Em notícias que farão você tirar o pó do aplicativo Duolingo mais rápido do que consegue dizer 'bonjour', pesquisadores descobriram que falar vários idiomas pode manter seu cérebro com aparência mais jovem do que sua carteira de motorista sugere. O estudo, apresentado no Fórum da Federação de Sociedades Europeias de Neurociências (FENS) 2026, sugere que o multilinguismo pode compensar parte do declínio cognitivo relacionado à idade, porque aparentemente seu cérebro precisa de mais do que apenas palavras cruzadas para se manter ágil.

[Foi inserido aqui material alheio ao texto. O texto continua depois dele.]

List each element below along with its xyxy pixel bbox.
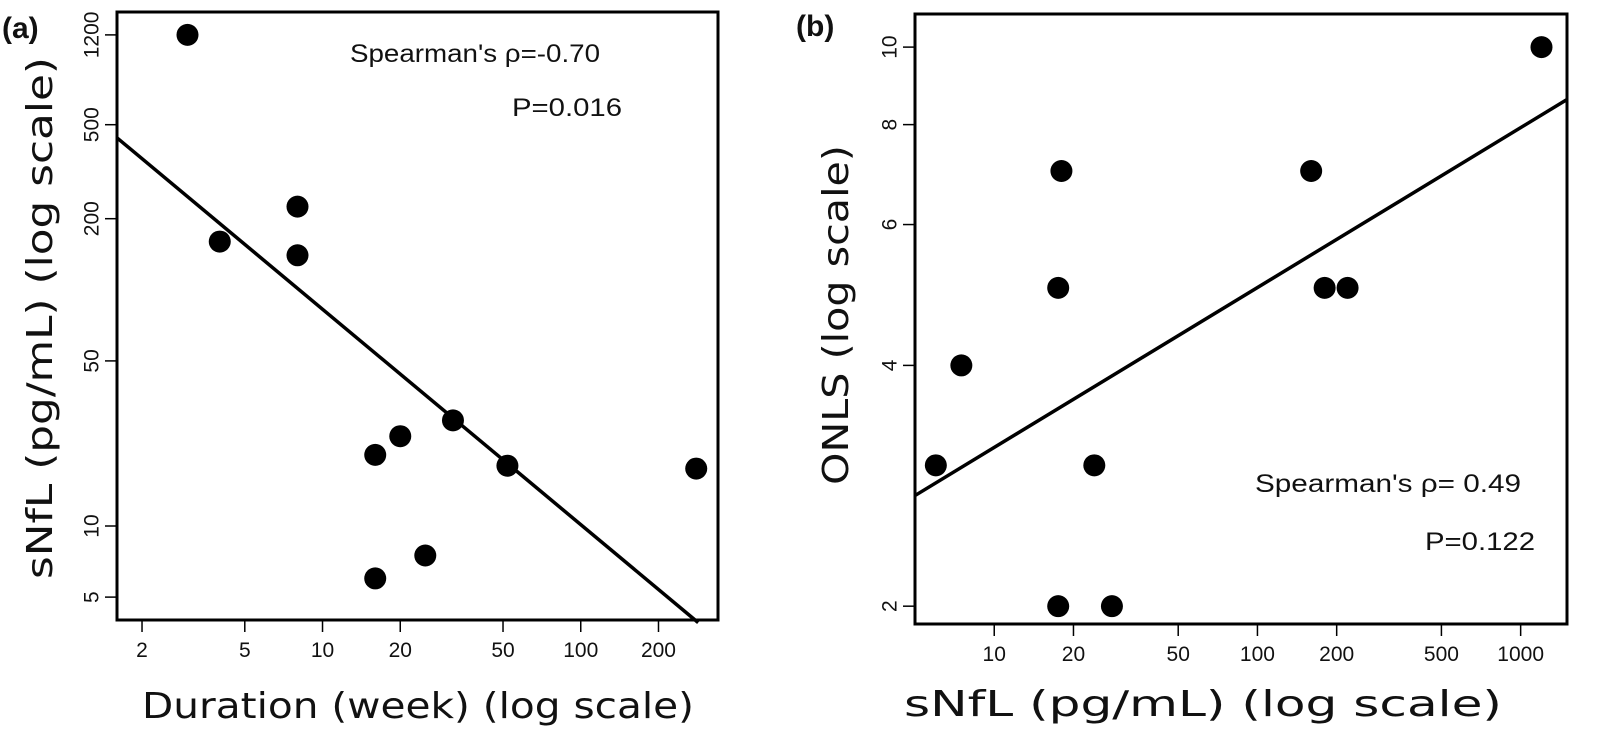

O cérebro, como você deve saber, depende de bilhões de células nervosas se comunicando entre si. Conforme envelhecemos, essas conexões enfraquecem, levando a pensamentos mais lentos e lapsos de memória. Mas as novas descobertas sugerem que falar mais de um idioma pode ajudar a manter essas conexões em forma. O efeito foi ainda mais forte para aqueles que aprenderam idiomas mais cedo e se tornaram mais proficientes, porque claro que foi - seu cérebro gosta de se exibir.

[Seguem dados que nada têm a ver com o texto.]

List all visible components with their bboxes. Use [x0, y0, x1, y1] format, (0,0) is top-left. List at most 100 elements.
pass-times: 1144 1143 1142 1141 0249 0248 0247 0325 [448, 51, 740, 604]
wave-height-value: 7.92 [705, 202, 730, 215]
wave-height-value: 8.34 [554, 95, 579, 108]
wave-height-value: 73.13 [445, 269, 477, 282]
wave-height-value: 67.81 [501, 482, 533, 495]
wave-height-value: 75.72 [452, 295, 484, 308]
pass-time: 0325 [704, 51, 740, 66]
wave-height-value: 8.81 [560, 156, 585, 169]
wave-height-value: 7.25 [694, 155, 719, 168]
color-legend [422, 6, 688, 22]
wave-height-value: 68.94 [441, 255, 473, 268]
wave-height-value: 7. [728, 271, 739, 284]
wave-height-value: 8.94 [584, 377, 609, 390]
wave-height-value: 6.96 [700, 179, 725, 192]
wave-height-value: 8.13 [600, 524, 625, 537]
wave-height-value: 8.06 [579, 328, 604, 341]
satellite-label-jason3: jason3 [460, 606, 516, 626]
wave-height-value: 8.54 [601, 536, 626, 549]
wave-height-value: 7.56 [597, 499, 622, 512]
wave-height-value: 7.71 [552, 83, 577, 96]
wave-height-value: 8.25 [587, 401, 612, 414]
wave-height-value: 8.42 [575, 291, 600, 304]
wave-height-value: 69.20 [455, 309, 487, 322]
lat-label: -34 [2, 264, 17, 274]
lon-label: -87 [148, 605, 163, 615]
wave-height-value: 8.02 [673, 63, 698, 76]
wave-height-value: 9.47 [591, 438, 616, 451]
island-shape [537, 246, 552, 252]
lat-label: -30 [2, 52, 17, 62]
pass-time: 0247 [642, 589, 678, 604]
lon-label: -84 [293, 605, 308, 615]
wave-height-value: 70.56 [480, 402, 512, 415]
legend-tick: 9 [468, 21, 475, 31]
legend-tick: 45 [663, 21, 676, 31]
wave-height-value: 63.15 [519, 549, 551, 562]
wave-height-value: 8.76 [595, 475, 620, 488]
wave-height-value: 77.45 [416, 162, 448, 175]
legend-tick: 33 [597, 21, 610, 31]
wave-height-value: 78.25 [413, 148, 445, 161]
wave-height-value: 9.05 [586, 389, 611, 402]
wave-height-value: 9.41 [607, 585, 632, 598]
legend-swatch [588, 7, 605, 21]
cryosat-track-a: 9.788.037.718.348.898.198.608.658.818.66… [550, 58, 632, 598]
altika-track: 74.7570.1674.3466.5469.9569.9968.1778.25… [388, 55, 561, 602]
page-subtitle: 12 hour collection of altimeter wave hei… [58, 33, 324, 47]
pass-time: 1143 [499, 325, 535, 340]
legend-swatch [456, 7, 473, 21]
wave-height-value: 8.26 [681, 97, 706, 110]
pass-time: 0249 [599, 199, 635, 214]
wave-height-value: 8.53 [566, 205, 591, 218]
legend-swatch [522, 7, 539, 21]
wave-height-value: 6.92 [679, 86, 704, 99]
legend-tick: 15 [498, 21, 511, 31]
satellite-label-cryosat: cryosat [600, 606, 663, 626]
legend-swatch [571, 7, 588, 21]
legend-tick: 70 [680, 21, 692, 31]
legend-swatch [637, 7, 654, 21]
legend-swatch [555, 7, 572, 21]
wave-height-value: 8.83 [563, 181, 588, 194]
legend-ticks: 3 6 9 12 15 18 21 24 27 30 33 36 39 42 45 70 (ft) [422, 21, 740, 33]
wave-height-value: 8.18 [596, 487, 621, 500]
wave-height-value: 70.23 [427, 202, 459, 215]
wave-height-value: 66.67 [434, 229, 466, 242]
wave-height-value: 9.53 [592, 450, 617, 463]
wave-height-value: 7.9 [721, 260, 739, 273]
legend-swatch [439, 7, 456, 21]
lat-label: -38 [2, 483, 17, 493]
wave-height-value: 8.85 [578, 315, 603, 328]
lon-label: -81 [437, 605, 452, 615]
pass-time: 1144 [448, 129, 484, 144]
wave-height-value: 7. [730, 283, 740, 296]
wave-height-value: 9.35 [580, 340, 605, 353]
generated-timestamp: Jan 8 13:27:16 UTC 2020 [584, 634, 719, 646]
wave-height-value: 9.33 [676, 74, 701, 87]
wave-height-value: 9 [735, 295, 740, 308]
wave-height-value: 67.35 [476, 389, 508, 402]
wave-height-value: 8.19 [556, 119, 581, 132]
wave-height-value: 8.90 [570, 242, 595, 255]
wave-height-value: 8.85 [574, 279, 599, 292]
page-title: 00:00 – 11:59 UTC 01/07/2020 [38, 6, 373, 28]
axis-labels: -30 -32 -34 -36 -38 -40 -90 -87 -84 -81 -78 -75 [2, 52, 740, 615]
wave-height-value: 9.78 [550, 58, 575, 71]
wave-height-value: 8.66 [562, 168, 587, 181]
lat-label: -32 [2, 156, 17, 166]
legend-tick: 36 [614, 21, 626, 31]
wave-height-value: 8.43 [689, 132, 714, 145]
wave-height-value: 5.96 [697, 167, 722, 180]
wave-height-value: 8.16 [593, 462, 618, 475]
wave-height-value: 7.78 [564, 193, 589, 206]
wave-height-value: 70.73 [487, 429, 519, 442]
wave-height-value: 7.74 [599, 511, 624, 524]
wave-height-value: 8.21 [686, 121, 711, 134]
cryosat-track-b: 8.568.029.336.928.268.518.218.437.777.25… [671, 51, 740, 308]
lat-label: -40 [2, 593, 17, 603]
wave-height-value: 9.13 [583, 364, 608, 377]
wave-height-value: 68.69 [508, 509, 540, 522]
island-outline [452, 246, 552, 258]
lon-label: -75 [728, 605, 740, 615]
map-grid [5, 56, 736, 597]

A pesquisa, liderada pela Dra. Lucia Amoruso do Centro Basca de Cognição, Cérebro e Linguagem em San Sebastián, Espanha, e colegas de várias instituições no Chile, Argentina e Irlanda, focou em pessoas da região basca que falavam entre um e quatro idiomas, misturando espanhol, basco, francês e inglês.
Como eles mediram a idade do cérebro? Eles usaram magnetoencefalografia, um método sofisticado que detecta os campos magnéticos fracos produzidos quando as células cerebrais estão ativas. Em seguida, construíram um 'relógio de envelhecimento cerebral' usando IA para analisar padrões de atividade cerebral em 728 pessoas, e o aplicaram a outras 144 para estimar sua 'idade cerebral'.

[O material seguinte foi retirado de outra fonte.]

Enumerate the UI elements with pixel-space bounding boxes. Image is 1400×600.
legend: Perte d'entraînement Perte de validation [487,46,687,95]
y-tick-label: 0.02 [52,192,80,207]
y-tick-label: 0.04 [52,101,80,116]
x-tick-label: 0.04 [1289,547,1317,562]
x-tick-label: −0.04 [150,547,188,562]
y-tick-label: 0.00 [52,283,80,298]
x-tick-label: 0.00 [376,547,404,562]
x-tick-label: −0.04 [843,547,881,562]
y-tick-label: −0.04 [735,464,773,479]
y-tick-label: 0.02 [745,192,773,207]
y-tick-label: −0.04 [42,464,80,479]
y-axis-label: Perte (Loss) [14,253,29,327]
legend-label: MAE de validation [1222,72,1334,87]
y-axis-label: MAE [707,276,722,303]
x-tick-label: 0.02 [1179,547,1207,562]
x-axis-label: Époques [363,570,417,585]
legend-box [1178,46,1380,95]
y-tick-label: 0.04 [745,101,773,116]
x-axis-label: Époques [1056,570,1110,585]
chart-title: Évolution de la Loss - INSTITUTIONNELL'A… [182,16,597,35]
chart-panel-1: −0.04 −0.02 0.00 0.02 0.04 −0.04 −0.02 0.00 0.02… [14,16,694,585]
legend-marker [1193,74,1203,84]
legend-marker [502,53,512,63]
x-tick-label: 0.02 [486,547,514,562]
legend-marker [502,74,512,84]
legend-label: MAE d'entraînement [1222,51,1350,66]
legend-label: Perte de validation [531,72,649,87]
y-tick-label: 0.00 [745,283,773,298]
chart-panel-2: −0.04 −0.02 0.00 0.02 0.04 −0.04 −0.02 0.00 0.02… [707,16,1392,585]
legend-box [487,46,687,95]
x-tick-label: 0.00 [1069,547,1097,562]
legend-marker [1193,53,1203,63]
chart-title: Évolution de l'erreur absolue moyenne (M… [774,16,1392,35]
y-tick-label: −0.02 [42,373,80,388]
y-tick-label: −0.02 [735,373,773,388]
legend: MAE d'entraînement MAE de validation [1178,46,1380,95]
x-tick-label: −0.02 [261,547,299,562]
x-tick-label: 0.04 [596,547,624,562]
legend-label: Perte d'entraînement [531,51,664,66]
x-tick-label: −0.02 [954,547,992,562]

Os resultados foram bastante impressionantes: pessoas que falavam dois idiomas tinham cérebros que pareciam cerca de seis anos mais jovens do que os monolíngues. Três idiomas? Sete anos mais jovens. Quatro idiomas? Espantosos 13 anos mais jovens. Isso é como rejuvenescer, mas sem as vibrações estranhas de Benjamin Button.
A Dra. Amoruso explicou: 'Em termos simples, pessoas que falavam mais idiomas tendiam a ter cérebros que pareciam mais jovens do que o esperado para sua idade cronológica.' Ela enfatizou que não se trata apenas de ser bilíngue ou não, mas da profundidade e duração da experiência linguística. Então, se você vai aprender um idioma, vá com tudo - seu cérebro agradecerá.
Os pesquisadores levaram em conta idade, sexo e educação, mas notaram que outros fatores como estilo de vida e engajamento social também podem desempenhar um papel. Porque, convenhamos, ser poliglota provavelmente significa que você é interessante em festas, e isso tem que contar para algo.
Olhando para o futuro, a equipe quer ver se esse efeito aparece em pessoas com doença de Alzheimer, e se falar idiomas intimamente relacionados (como espanhol e italiano) poderia aumentar ainda mais o efeito, já que alternar entre idiomas semelhantes requer maior controle cognitivo. Então, se você está decidindo entre aprender francês e espanhol, talvez aprenda ambos - seu cérebro pode se tornar a fonte da juventude.
A professora Christina Dalla da Universidade Nacional e Kapodistríaca de Atenas, que não esteve envolvida na pesquisa, comentou: 'Este estudo sugere que aprender uma segunda, terceira ou quarta língua pode ajudar nossos cérebros a permanecer mais jovens por mais tempo, e quanto mais cedo começarmos, melhor.' Ela também nos lembrou que há muitas boas razões para aprender um idioma, mesmo que seja difícil. E ela está certa - mesmo que a única frase que você lembre do espanhol do ensino médio seja '¿Dónde está la biblioteca?', ainda é melhor do que nada.
O estudo foi financiado por uma verdadeira sopa de letrinhas de organizações, incluindo NIH, NIA, Centro Internacional Fogarty, e o Consórcio Multiparceiros para Expandir a Pesquisa de Demência na América Latina, entre outros. Os materiais foram fornecidos pela Federação de Sociedades Europeias de Neurociências.